Historical population
| Census | Pop. | Note | %± |
| 1910 | 119 |  | — |
| 1920 | 99 |  | −16.8% |
| 1930 | 120 |  | 21.2% |
| 1940 | 125 |  | 4.2% |
| 1950 | 116 |  | −7.2% |
| 1960 | 113 |  | −2.6% |
| 1970 | 84 |  | −25.7% |
| 1980 | 66 |  | −21.4% |
| 1990 | 41 |  | −37.9% |
| 2000 | 38 |  | −7.3% |
| 2010 | 29 |  | −23.7% |
| 2020 | 24 |  | −17.2% |
| 2024 (est.) | 23 |  | −4.2% |
U.S. Decennial Census 2020 Census

===2010 census===
As of the census of 2010, there were 29 people, 13 households, and 9 families living in the city. The population density was 90.6 PD/sqmi. There were 21 housing units at an average density of 65.6 /sqmi. The racial makeup of the city was 100.0% White.

There were 13 households, of which 15.4% had children under the age of 18 living with them, 46.2% were married couples living together, 15.4% had a female householder with no husband present, 7.7% had a male householder with no wife present, and 30.8% were non-families. 23.1% of all households were made up of individuals, and 7.7% had someone living alone who was 65 years of age or older. The average household size was 2.23 and the average family size was 2.56.

The median age in the city was 43.5 years. 10.3% of residents were under the age of 18; 20.6% were between the ages of 18 and 24; 20.6% were from 25 to 44; 31% were from 45 to 64; and 17.2% were 65 years of age or older. The gender makeup of the city was 58.6% male and 41.4% female.

===2000 census===
As of the census of 2000, there were 38 people, 13 households, and 7 families living in the city. The population density was 115.6 PD/sqmi. There were 21 housing units at an average density of 63.9 /sqmi. The racial makeup of the city was 97.37% White, 2.63% from other races. Hispanic or Latino of any race were 2.63% of the population.

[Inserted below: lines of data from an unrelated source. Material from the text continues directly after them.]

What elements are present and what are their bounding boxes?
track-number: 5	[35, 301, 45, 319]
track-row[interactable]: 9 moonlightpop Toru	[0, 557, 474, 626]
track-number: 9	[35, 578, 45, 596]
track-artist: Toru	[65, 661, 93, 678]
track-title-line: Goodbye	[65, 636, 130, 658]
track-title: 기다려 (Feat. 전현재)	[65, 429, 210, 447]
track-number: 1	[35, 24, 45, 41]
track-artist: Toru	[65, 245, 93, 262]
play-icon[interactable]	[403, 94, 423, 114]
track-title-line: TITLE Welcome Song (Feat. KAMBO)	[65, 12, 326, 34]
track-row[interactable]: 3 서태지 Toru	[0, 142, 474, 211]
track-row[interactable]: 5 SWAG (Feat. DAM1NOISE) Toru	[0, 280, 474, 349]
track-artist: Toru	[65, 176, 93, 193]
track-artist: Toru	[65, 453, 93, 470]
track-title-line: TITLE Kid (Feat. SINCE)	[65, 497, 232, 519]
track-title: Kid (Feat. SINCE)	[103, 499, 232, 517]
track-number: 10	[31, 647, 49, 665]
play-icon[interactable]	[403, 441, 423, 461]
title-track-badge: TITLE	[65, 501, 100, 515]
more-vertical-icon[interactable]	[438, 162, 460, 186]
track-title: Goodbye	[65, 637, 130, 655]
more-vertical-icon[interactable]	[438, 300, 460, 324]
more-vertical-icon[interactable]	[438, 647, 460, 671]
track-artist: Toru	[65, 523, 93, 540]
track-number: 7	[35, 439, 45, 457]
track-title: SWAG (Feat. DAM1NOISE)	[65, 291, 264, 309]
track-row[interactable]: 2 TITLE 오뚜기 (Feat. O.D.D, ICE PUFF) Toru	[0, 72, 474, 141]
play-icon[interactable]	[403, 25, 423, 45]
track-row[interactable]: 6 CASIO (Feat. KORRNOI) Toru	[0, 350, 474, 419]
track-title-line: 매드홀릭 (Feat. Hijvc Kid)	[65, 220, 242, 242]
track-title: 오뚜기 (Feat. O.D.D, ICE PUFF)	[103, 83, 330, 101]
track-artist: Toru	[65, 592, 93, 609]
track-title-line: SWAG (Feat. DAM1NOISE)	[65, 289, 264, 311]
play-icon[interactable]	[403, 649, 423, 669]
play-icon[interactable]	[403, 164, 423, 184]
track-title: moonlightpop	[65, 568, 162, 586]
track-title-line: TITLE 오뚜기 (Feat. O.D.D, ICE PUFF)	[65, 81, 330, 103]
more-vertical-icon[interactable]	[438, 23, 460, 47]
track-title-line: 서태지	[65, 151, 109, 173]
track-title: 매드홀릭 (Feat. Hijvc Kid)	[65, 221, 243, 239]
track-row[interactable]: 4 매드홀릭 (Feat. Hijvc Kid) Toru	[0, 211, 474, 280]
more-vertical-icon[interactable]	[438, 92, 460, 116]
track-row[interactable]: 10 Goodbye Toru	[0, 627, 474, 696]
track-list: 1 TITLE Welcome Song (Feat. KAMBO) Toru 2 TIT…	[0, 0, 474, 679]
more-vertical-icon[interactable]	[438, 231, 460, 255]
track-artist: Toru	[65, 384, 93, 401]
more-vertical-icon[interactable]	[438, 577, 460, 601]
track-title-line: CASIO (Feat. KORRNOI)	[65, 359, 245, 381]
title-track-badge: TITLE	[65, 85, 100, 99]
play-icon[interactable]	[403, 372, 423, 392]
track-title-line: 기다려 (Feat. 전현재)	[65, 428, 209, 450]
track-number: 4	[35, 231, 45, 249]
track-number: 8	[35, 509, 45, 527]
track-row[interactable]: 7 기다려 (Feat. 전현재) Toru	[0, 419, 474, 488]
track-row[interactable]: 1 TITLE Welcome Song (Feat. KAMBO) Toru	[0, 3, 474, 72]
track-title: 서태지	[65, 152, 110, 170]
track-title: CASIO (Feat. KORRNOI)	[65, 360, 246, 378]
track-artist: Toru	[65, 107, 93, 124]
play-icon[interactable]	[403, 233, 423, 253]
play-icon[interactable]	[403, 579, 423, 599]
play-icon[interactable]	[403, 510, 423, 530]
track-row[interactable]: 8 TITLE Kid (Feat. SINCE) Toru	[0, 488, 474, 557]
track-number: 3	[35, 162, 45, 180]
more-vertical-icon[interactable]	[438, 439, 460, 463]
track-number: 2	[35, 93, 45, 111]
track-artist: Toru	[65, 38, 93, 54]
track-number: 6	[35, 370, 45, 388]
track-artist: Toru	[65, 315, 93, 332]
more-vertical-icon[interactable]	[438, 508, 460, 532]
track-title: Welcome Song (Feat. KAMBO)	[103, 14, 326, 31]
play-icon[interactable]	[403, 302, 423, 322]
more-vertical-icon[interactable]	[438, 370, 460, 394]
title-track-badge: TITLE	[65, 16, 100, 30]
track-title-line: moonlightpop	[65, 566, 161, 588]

There were 13 households, out of which 30.8% had children under the age of 18 living with them, 61.5% were married couples living together, and 38.5% were non-families. 30.8% of all households were made up of individuals, and 15.4% had someone living alone who was 65 years of age or older. The average household size was 2.92 and the average family size was 4.00.

In the city, the population was spread out, with 36.8% under the age of 18, 18.4% from 18 to 24, 13.2% from 25 to 44, 26.3% from 45 to 64, and 5.3% who were 65 years of age or older. The median age was 22 years. For every 100 females, there were 72.7 males. For every 100 females age 18 and over, there were 71.4 males.

The median income for a household in the city was $26,250, and the median income for a family was $31,250. Males had a median income of $30,625 versus $3,750 for females. The per capita income for the city was $8,443. None of the population and none of the families were below the poverty line.

==Education==
It is zoned to Bottineau Public Schools.